Everything else that is known about Downer and the Kensington meeting would confirm Papadopoulos’s suspicions. Downer denied to Matt Bevan Papadopoulos’s claim that he said he knew all about him, but admitted that the Israeli embassy “suggested” the meeting, then hurriedly insisted the Israelis didn’t “organise” it. Israeli intelligence is very close to its US and British counterparts. Downer himself is deeply connected into British intelligence. As the AAS reported:

“As foreign minister he had been in charge of Australia’s MI6, the Australian Secret Intelligence Service (ASIS). ASIS agents, who are usually recruited from the diplomatic corps, where indeed Downer started his career, are known to refer to Canberra as ‘home office’ and MI6 headquarters in London as ‘head office’. ASIS and Australia’s other intelligence agencies are part of the Five Eyes intelligence sharing alliance with the UK, USA, New Zealand and Canada; the popularised terms ‘deep state’ and ‘secret state’ refer to these interconnected intelligence agencies. After leaving politics, Downer stayed involved in this intelligence world. In 2008 he joined the advisory board of secretive British firm Hakluyt & Co., a private intelligence company founded by ‘former’ officers of MI6. … Downer resigned from Hakluyt & Co. when he was appointed High Commissioner in 2014, but has continued to attend group functions. Today the international advisory board of Hakluyt & Co. includes Sir Iain Lobban, the former director of GCHQ, the UK’s top and most secretive intelligence agency.”

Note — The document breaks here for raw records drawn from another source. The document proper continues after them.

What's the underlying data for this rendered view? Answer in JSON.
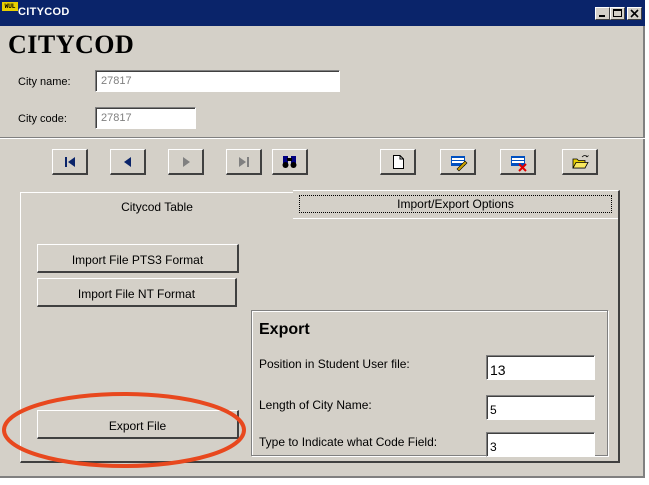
{
  "window": {
    "title": "CITYCOD",
    "app_icon_text": "WUL"
  },
  "header": {
    "heading": "CITYCOD"
  },
  "form": {
    "city_name_label": "City name:",
    "city_name_value": "27817",
    "city_code_label": "City code:",
    "city_code_value": "27817"
  },
  "toolbar": {
    "nav_buttons": [
      "first-record-icon",
      "previous-record-icon",
      "next-record-icon",
      "last-record-icon",
      "find-icon"
    ],
    "edit_buttons": [
      "new-record-icon",
      "edit-record-icon",
      "delete-record-icon",
      "open-folder-icon"
    ]
  },
  "tabs": [
    {
      "label": "Citycod Table"
    },
    {
      "label": "Import/Export Options"
    }
  ],
  "import": {
    "pts3_label": "Import File PTS3 Format",
    "nt_label": "Import File NT Format"
  },
  "export": {
    "title": "Export",
    "button_label": "Export File",
    "position_label": "Position in Student User file:",
    "position_value": "13",
    "length_label": "Length of City Name:",
    "length_value": "5",
    "type_label": "Type to Indicate what Code Field:",
    "type_value": "3"
  },
  "colors": {
    "titlebar": "#0a246a",
    "face": "#d4d0c8",
    "highlight_ellipse": "#e8481e"
  }
}
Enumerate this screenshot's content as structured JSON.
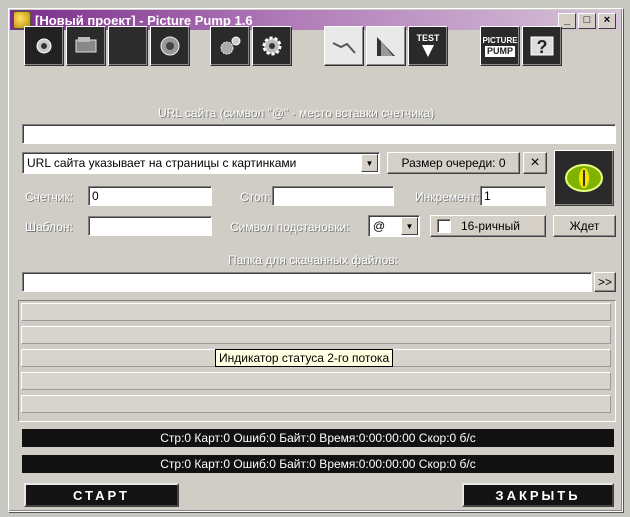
{
  "window": {
    "title": "[Новый проект] - Picture Pump 1.6",
    "minimize": "_",
    "maximize": "□",
    "close": "×"
  },
  "toolbar": {
    "icons": [
      "new-project-icon",
      "open-project-icon",
      "blank-icon",
      "save-project-icon",
      "settings-icon",
      "gear-icon",
      "graph-icon",
      "layers-icon",
      "test-icon",
      "picture-pump-logo-icon",
      "help-icon"
    ],
    "test_label": "TEST",
    "logo_top": "PICTURE",
    "logo_bottom": "PUMP"
  },
  "url": {
    "label": "URL сайта (символ \"@\" - место вставки счетчика)",
    "value": ""
  },
  "mode": {
    "selected": "URL сайта указывает на страницы с картинками",
    "queue_label": "Размер очереди: 0",
    "clear_label": "×"
  },
  "counter": {
    "label": "Счетчик:",
    "value": "0",
    "stop_label": "Стоп:",
    "stop_value": "",
    "increment_label": "Инкремент:",
    "increment_value": "1"
  },
  "template": {
    "label": "Шаблон:",
    "value": "",
    "subst_label": "Символ подстановки:",
    "subst_value": "@",
    "hex_label": "16-ричный",
    "wait_label": "Ждет"
  },
  "folder": {
    "label": "Папка для скачанных файлов:",
    "value": "",
    "browse_label": ">>"
  },
  "threads": {
    "tooltip": "Индикатор статуса 2-го потока"
  },
  "status": {
    "line1": "Стр:0 Карт:0 Ошиб:0 Байт:0 Время:0:00:00:00 Скор:0 б/с",
    "line2": "Стр:0 Карт:0 Ошиб:0 Байт:0 Время:0:00:00:00 Скор:0 б/с"
  },
  "actions": {
    "start": "СТАРТ",
    "close": "ЗАКРЫТЬ"
  }
}
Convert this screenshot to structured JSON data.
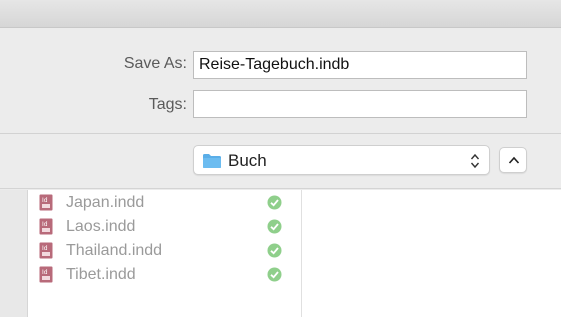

Downer’s own words, from his interview with Matt Bevan, are revealing of his orientation to the Five Eyes apparatus. First he tried to ridicule the idea of a conspiracy, saying, “This sort of idea that there is a kind of ASIS, ASIO, MI6, MI5, FBI, CIA, Ukrainian government or something like that, some conspiracy to bring down the Trump administration … it’s a little bit sad.” Except that the list of intelligence agencies he gave is a very good description of the Five Eyes partnership, which in the next breath he declared his loyalty to: “If people tell me things like that, which I think are damaging to Western security interests, particularly to the security interests of the Five Eyes countries, expect me, Alexander Downer, former foreign minister of Australia, to be supporting Western interests against Russian intelligence. You can count on me.” In 9 May interview with Andrew Bolt on Sky News, Downer described himself as “part of the Five Eyes intelligence community” and a “warrior for the Western alliance”.

The evidence is that British intelligence opposed Trump’s stated desire to improve relations with Russia, and acted pre-emptively to undermine it, using assets including Alexander Downer and Christopher Steele. This was the real “interference” in the US election, but it has now backfired, and as a result Australia’s shadowy intelligence relationships with the Five Eyes apparatus are now in the spotlight. These relationships are implicated in everything from the 1975 dismissal of the democratically-elected Whitlam Labor government, to our involvement in regime-change wars based on lies, to the dangerous escalation of tensions against Russia and China. The Australian intelligence agencies and those who are determined to keep Australia dependent on the USA for security will be panicked, but to those who want Australia to have an independent foreign policy, this scrutiny is well overdue.